As a winner of Toutiao's Qingyun Plan and Baijiahao's Bai+ Plan, the 2019 Baidu Digital Author of the Year, the Baijiahao's Most Popular Author in the Technology Field, the 2019 Sogou Technology and Culture Author, and the 2021 Baijiahao Quarterly Influential Creator, he has won many awards, including the 2013 Sohu Best Industry Media Person, the 2015 China New Media Entrepreneurship Competition Beijing Third Place, the 2015 Guangmang Experience Award, the 2015 China New Media Entrepreneurship Competition Finals Third Place, and the 2018 Baidu Dynamic Annual Powerful Celebrity.

<<: Are iPhone and iOS really safe? New zero-day vulnerability completely puts an end to the "myth"

>>: IMF: Half of jobs in developed Asia-Pacific economies will be affected by artificial intelligence

Stock up! Be careful with COVID-19 medications...

Even Sony's Takeshi Soeda doesn't dare to easily say that it's going smoothly. How can PS VR open up a new path in China?

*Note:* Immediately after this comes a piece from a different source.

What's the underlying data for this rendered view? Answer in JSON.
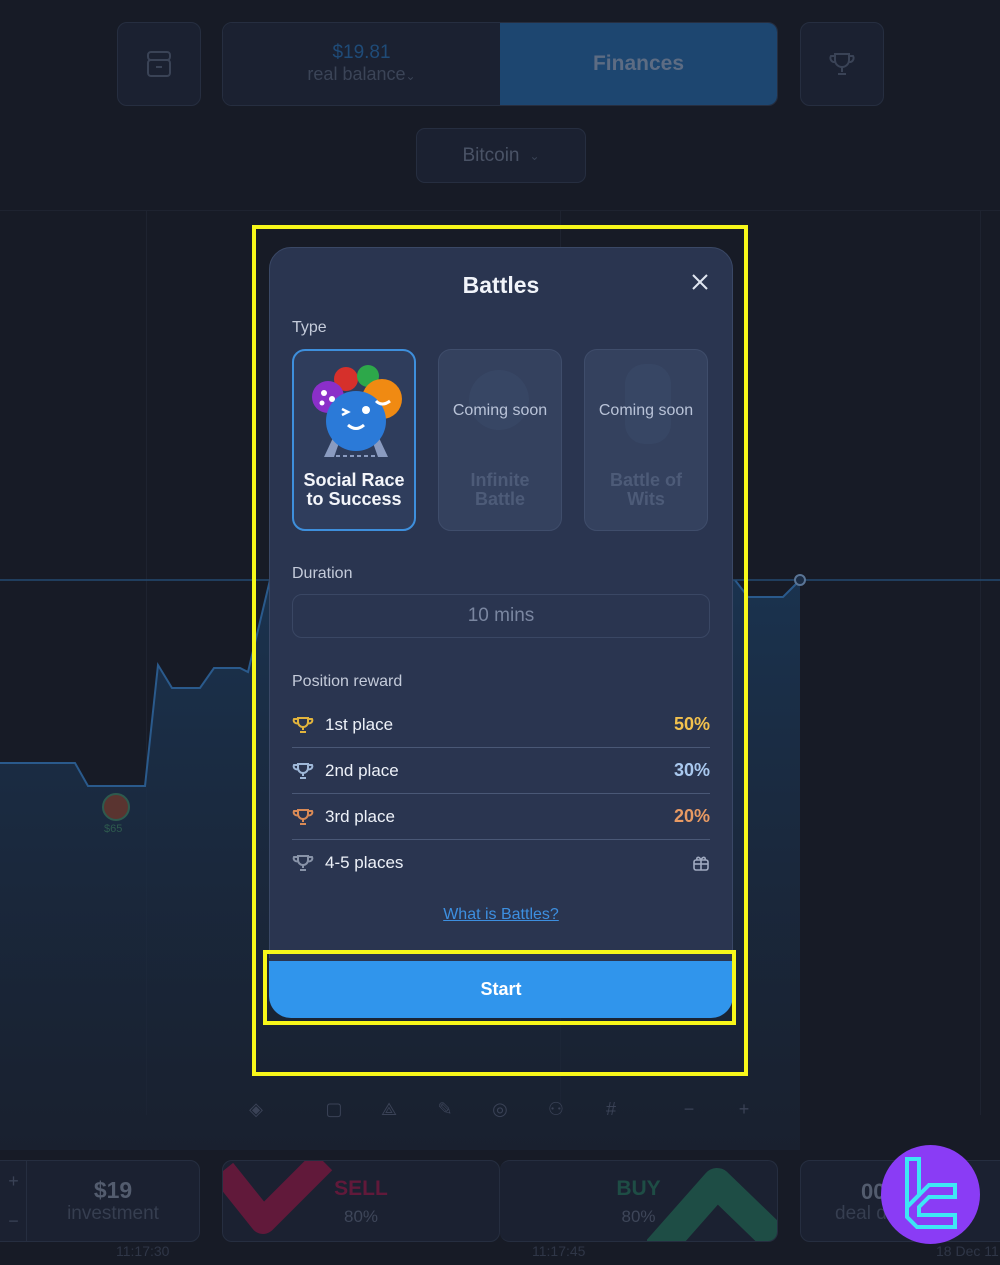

The news of PS VR landing in China has become a h...

Download the free software of Big Pineapple Fujian Navigation and download the dirty APP of Big Pineapple Fujian Navigation!

The online entrance of Da Pineapple Fujian Naviga...

Inside iOS 9.3.5: A detailed look at the biggest vulnerability in iOS history

Stock up! Be careful with COVID-19 medications...

Case Analysis | 16 Industry Information Flow Advertising Case Optimization Collection

Today is Sunday, but I have to go to work! Why does taking a day off make people so exhausted?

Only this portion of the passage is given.